Evergrey – Escape of the Phoenix

[AFM Records, 2021]

Intro: Meletis Doulgeroglou

Evergrey is one of the most consistent bands with 12 albums since 1998 (The Dark Discography), although they almost disbanded after the release of the rather mediocre Glorious Collision (2011) when two key members had left the band (Henrik Danhage on guitars and Jonas Ekdahl on drums).

The combination of dark metal with progressive elements and the interesting social and introvert lyrics of the charismatic singer, guitarist and composer Tom Englund, made them especially beloved by the Greek audience mainly due to their “golden era” (2001-2004) when they released the best and their more progressive releases, In Search of Truth, Recreation Day and The Inner Circle.

After the return of Danhage and Ekdahl, their music changed course towards a more direct approach and despite the enthusiastic and melancholic Hymns For the Broken (2014), what followed was not as good. The question is whether they continue with the same recipe or try something different.


 

Trapped in self-made limitations

The dawn of 2021 finds Evergrey undaunted and productive. Besides, they had to continue after the trilogy concept that started with Hymns For the Broken (2014), continued with The Storm Within (2016) and ended with The Atlantic (2019). Apart from the excellent Hymns For the Broken, the whole project did not convince me, mainly due to the repeated pattern in the next two albums. Escape of the Phoenix is ​​clearly inspired by these albums. The progressive unpredictability and the intensely dark environment has given way to a dynamic musical content with a little less black tones. Is this bad? It wouldn’t be if it was a springboard for different creativity or a refreshing breath in the sound of Evergrey, which btw is one of my favorite bands.

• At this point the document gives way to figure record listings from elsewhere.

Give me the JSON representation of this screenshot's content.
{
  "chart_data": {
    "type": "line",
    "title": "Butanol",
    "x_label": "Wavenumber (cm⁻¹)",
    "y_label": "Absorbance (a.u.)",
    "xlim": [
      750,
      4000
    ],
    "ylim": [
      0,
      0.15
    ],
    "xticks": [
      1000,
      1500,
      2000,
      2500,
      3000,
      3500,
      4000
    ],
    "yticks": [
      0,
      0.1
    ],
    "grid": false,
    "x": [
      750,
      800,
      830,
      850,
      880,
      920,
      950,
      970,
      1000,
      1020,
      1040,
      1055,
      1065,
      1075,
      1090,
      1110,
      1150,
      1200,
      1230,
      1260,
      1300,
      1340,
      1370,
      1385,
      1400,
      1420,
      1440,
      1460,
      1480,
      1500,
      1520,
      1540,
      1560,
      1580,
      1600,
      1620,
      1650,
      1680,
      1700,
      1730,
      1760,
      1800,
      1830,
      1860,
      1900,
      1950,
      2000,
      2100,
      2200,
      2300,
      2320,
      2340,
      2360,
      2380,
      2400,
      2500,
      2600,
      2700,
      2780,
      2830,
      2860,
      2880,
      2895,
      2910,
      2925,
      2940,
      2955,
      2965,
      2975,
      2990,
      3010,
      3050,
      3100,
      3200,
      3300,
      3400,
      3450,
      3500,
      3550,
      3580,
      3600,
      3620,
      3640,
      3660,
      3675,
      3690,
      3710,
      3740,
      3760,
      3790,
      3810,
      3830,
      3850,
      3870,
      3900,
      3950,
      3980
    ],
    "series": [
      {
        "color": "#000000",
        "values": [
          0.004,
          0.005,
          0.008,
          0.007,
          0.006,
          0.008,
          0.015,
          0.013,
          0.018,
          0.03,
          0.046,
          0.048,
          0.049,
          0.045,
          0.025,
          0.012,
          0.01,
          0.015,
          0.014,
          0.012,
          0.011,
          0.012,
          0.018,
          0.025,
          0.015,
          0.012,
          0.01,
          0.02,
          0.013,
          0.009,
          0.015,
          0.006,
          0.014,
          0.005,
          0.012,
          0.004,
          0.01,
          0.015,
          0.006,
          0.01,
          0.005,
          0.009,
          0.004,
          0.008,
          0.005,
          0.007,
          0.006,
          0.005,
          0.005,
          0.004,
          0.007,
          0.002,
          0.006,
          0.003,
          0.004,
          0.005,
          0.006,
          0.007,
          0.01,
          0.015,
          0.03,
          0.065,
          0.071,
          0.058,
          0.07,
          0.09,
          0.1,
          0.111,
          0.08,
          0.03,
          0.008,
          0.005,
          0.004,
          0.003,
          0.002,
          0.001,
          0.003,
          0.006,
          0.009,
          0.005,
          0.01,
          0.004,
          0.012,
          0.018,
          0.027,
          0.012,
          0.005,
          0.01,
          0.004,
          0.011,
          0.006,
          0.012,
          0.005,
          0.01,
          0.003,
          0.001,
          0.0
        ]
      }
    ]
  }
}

But the truth is that the Swedes, having signed with a mainstream record label such as AFM Records, are addressing a wider audience at the expense of compositional depth. Of course their performance is as effective as possible and I have to admit that Tom Englund is like the good old wine, his voice dominates and raises the level of what he sings. With such a characteristic voice and executional skill, he’d even make a shopping list sound interesting. But that’s the problem, can this be enough? Of course we hear some very strong riffs and nice solos (for example in Eternal Nocturnal) from the underrated Henrik Danhage, while the other composer, Jonas Ekdahl, delivers technical drumming. Richard Zander’s keys enrich the sound, everything is mixed and produced professionaly as always, and Tom Englund’s lyrics are once again personal but always effective. Overall, the material is tighter and sounds smoother than the previous album, an important element in which the Swedes worked harder while the ballads are really enjoyable, especially Stories. Besides, given the directness of the album, Forever Outsider and A Dandelion Cipher will be ideal hits on stage, whenever live performances are allowed again. Perhaps the most experimental element of Escape of the Phoenix is ​​Englund’s duet with James LaBrie in The Beholder, with Englund’s voice clearly dominating while LaBrie sounds rather weak.

However, there are no bold and epic compositions or emotionally honest and charged melancholic elegies. The melodies are still catchy as well as several choruses, but if we accept that Evergrey’s best is the safe path they’ve consciously chosen or filler tracks like Run then we are talking about another band and not the one that has composed songs like Mark of the Triangle, The Great Deceiver, A Touch of Blessing, and The Grand Collapse among others.

But because I refuse to lower the bar, I can only say that although the phoenix escaped (by the way, Giannis Nakos’ cover artwork is wonderful), Evergrey themselves refuse to leave the easy path. Therefore, although the album is audio accessible and entertaining, their previous discography is recommended for anyone who wants to understand what the name Evergrey means.

6.5 / 10

Meletis Doulgeroglou

 

2nd opinion

 

It’s been quite a few albums already but especially after the return of guitarist Henrik Danhage and drummer Jonas Ekdahl, Evergrey have put out quite consistent sounding albums. Too consistent if I may say so. Mid paced, double bass, heavy riffs and keyboards adding some layers here and there. This was the sound in the The Storm Within same in The Atlantic and the same recipe is followed this year with Escape of the Phoenix. While this sound might work for a full on heavy power metal release, there are some elements missing from the earlier days of the band. Tom Englund is impeccable as ever with his melodies however there are only a few moments where the guitar or the keys lead a melody (not a memorable melody but any melody). Most of the 58 minutes of the album is full speed ahead with some necessary breaks for ballads. By all means this is a well-played and performed album only lacking some elements that will make the fans of Evergrey feel they are living through a second youth of the band.